Did some research and found that Node.js documentation. Look at the http module in the Node.js docs it includes some examples, such as how to create a basic HTTP server and client: https://nodejs.org/api/http.html

This tutorial shows how to parse: https://www.digitalocean.com/community/tutorials/how-to-create-a-web-server-in-node-js-with-the-http-module

Heres and example to do what you want with a server to help output things:

const http = require('http');

const server = http.createServer((req, res) => {
  console.log('Received a request');
  console.log('Headers:', req.headers);
  console.log('Method:', req.method);
  console.log('URL:', req.url);

  let body = [];
  req.on('data', chunk => {
    body.push(chunk);
  }).on('end', () => {
    body = Buffer.concat(body).toString();
    console.log('Body:', body);
    res.end();
  });
});

server.listen(8000, () => {
  console.log('Server listening on port 8000');
});

update:

due to your comment I will add, Node.js does not expose its HTTP parser as a public API. The http module does include a parser, but it's used internally and is not accessible from outside the module.

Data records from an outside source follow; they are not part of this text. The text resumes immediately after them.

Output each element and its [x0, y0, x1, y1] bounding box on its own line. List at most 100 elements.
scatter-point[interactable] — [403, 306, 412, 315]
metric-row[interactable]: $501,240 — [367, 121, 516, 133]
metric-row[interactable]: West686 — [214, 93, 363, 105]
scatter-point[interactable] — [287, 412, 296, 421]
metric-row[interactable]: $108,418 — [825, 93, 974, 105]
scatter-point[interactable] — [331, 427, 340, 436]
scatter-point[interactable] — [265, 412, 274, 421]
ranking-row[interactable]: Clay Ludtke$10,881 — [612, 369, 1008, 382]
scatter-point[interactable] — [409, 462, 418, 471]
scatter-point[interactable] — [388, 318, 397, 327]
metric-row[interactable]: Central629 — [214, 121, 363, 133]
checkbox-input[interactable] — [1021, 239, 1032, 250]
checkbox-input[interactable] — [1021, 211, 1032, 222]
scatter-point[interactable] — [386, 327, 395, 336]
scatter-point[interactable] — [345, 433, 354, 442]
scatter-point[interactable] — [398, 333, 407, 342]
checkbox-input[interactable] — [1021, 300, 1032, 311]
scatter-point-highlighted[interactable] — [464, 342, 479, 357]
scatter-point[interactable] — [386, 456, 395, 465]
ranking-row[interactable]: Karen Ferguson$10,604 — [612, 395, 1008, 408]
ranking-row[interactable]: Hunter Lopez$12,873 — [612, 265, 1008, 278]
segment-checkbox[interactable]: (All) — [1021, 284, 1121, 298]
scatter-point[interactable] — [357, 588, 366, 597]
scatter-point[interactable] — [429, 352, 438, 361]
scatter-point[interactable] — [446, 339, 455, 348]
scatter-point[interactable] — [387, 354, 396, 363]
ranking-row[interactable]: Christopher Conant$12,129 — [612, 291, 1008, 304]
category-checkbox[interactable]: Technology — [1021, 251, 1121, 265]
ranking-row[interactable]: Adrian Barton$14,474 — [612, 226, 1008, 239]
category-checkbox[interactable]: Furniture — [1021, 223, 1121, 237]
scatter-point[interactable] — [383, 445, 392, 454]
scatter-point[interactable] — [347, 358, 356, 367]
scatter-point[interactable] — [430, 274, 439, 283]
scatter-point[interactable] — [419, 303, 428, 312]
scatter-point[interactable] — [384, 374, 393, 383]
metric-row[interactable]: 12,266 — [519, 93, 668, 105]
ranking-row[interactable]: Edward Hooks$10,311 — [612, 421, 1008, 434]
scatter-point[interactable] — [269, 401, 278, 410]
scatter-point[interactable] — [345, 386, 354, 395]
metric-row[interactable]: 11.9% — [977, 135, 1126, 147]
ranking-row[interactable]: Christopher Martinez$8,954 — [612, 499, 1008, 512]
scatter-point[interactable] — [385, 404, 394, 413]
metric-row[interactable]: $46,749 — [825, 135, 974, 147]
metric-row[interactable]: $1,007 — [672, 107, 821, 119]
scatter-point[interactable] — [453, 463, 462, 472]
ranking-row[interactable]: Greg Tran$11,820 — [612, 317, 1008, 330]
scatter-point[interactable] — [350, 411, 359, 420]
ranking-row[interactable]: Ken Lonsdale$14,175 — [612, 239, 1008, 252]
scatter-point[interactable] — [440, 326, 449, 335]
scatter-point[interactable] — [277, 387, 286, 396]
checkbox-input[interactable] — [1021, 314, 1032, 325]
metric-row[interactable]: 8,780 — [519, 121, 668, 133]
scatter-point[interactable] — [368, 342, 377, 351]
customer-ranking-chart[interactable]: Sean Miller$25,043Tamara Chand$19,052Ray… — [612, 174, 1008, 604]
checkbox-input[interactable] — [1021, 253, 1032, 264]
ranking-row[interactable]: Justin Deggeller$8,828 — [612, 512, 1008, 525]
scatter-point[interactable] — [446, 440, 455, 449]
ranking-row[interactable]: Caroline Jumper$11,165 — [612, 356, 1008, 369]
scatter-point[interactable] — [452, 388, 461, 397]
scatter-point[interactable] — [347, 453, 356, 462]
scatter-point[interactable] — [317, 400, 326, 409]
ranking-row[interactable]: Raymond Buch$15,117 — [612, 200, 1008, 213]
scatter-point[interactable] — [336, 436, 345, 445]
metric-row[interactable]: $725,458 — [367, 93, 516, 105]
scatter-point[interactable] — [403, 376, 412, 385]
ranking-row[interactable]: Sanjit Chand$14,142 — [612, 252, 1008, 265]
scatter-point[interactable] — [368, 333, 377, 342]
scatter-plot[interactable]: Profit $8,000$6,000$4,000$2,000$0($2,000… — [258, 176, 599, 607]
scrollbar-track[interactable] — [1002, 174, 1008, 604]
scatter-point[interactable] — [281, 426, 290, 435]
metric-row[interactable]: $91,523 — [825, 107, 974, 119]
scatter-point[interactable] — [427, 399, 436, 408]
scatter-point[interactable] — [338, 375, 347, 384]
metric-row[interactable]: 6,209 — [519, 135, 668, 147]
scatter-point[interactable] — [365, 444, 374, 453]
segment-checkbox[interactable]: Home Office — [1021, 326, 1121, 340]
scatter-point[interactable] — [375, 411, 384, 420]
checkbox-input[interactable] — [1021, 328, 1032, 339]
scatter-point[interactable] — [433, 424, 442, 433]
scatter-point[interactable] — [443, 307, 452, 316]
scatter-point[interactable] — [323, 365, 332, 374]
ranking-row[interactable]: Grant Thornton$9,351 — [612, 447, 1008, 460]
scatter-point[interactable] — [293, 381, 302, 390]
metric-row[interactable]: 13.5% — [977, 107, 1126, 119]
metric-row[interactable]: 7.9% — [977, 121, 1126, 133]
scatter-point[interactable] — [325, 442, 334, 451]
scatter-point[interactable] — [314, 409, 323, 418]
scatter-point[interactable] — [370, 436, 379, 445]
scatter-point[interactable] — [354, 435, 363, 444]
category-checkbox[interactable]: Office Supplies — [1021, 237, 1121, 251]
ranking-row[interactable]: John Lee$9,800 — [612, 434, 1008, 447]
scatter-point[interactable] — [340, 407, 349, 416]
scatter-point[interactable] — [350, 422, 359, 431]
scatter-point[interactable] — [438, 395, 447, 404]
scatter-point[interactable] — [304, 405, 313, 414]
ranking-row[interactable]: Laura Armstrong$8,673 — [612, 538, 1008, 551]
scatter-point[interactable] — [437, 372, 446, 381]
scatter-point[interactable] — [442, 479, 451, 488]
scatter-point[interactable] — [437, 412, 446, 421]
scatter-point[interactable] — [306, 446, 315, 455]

the process.binding method is discouraged in recent versions of Node.js, stated in process documentation:

The process.binding() method is used to load core modules built into Node.js and primarily to provide access to a set of ECMAScript Modules internal to Node.js that implement various APIs. It is used primarily by Node.js internal code. In general, userland code should prefer the> public APIs provided by the various core modules over using process.binding(). The module identifiers passed to process.binding() lack the stability guarantees provided by require('module'). Non-internal modules should not use process.binding(). In general, using process.binding() should be considered the same as using a private API for a third-party module. Any change could break the code> that uses it.

https://nodejs.org/api/process.html#process_process_binding_id

update:

const httpStringParser = require('http-string-parser');

const requestData = 'POST / HTTP/1.1\r\nHost: www.example.com\r\n\r\nHello=World';
const parsedRequest = httpStringParser.parseRequest(requestData);
console.log(parsedRequest);

via your comments the above is the only other method I can offer for your needs. the implementation will be complex and depend on your needs for UDP vs TCP.